Marmanides noted, “After submitting an article to my editor, I would often say that I’d be happy to fix anything that needs to be changed, or to let me know if she had any feedback in general. And often times, I wouldn’t know how she felt about the article until I saw that it had gone live. So I could only assume I was doing a good job, but I never really knew if I was completely hitting the mark. This made me feel both nervous and frustrated. Nervous that maybe she really didn’t like what I had written, but simultaneously frustrated because I would be more than willing to make it right. It created a feeling that I was not doing my best to maintain our working relationship.”
The only way to avoid situations like this with your freelance writers is to be the person who builds the respectful, trustworthy relationship. Editors often have more control in a relationship than writers simply because you are the one in control of the money.
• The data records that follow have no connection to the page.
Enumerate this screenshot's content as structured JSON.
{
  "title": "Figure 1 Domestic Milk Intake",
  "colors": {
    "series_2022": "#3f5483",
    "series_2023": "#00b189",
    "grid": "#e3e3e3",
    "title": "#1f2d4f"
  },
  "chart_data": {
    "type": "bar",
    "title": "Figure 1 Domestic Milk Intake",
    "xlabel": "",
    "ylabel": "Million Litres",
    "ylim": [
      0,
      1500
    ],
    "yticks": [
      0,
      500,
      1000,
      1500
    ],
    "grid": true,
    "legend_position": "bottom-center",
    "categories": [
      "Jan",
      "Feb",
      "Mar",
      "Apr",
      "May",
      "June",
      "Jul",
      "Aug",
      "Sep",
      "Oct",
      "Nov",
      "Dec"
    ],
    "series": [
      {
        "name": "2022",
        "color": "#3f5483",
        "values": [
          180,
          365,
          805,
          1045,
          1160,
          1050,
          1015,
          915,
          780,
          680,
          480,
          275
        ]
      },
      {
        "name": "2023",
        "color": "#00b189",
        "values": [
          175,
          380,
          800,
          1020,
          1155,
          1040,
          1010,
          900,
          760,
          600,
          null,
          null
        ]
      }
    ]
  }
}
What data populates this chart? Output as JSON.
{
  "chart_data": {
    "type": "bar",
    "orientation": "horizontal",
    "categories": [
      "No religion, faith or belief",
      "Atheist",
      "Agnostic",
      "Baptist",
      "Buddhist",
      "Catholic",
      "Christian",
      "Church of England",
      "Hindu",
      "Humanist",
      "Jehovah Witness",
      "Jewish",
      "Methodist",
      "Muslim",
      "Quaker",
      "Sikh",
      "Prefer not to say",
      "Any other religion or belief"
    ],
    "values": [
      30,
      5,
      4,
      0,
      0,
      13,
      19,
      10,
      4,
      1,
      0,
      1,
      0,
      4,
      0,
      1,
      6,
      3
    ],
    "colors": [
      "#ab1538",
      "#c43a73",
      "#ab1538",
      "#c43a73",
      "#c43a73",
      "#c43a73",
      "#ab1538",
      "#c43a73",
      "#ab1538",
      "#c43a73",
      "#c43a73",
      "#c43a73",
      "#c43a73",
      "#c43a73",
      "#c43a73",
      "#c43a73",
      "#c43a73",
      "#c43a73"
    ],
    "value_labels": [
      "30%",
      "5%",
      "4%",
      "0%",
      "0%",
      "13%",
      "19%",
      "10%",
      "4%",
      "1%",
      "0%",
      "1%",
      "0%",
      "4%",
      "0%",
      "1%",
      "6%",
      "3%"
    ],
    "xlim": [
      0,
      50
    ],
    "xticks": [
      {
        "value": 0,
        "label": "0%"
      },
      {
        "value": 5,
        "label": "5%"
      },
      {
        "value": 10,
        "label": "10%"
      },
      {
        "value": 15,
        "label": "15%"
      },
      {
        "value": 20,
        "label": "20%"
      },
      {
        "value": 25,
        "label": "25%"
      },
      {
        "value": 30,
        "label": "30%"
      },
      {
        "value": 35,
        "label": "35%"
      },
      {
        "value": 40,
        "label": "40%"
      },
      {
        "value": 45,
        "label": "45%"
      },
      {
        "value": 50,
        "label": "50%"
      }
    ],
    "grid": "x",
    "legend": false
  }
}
Share your feedback to start conversation and take the time to regularly ask your writers if they have anything to discuss with you, as well. Marmanides agrees, “In general, open lines of communication work best, particularly to help inform the kind of content they want to see, or even if they want a particular tone or style. I’m always willing—and always wanted—to experiment if they’re open to it.”
I know from my days as a managing editor that writers often perform better when you share positive information with them. If an article was performing well or I enjoyed the direction they took with the assignment, I tried to remember to reach out and let them know. Now, as I switch roles, I understand how vital the positive nudges editors give you can be. Freelance writers are regularly asked for revisions. This doesn’t mean your work is bad. Sometimes, the client needs a point to be a little more vague or specific. Or, the editor forgot to ask you to add an angle. And, while we know this is par for the course, revision requests can often be discouraging, especially when it’s paired with no little (or no) feedback. So, when we get a quick note that our newest article was “super engaging” or “the analytics for the last post are impressive,” we hold on to those nuggets of kindness for dear life.
Marmanides had this experience: “I worked for a start-up as a freelancer writing articles, reviews, and blog posts. The company was new, about a year in. The best news I got was when the editor contacted me to say that several of my recent articles had the highest click-through and share rates ever on their social media pages. That felt great to know that even though I was not a company employee, I was still part of helping build their brand up and be a small part of their success story.”
This year I made it a goal to collect positive feedback I received from my writing network, and save it for the tough writing days when I felt like I was the worst writer in the world. I call it my “Sunshine File,” and it has completely changed the way I work. When I start to doubt myself, I double-click on that folder and read the kind words my editors and peers share with me. Long gone are the days of wallowing in self pity. Now, I simply scan through my notes and hop right back into whatever article I was working on. So, the next time you find yourself thinking, “This writer is such an easy person to edit. Her content is always so clean,” tell her! It only takes a moment out of your time to send a few sentence email, but it will mean so much to your writers.
Oh, and there’s one more thing we want you to know, editors: Thank you for trusting us to write your content. We’re so grateful for the opportunity to work with you, and we hope for a long, continuous relationship.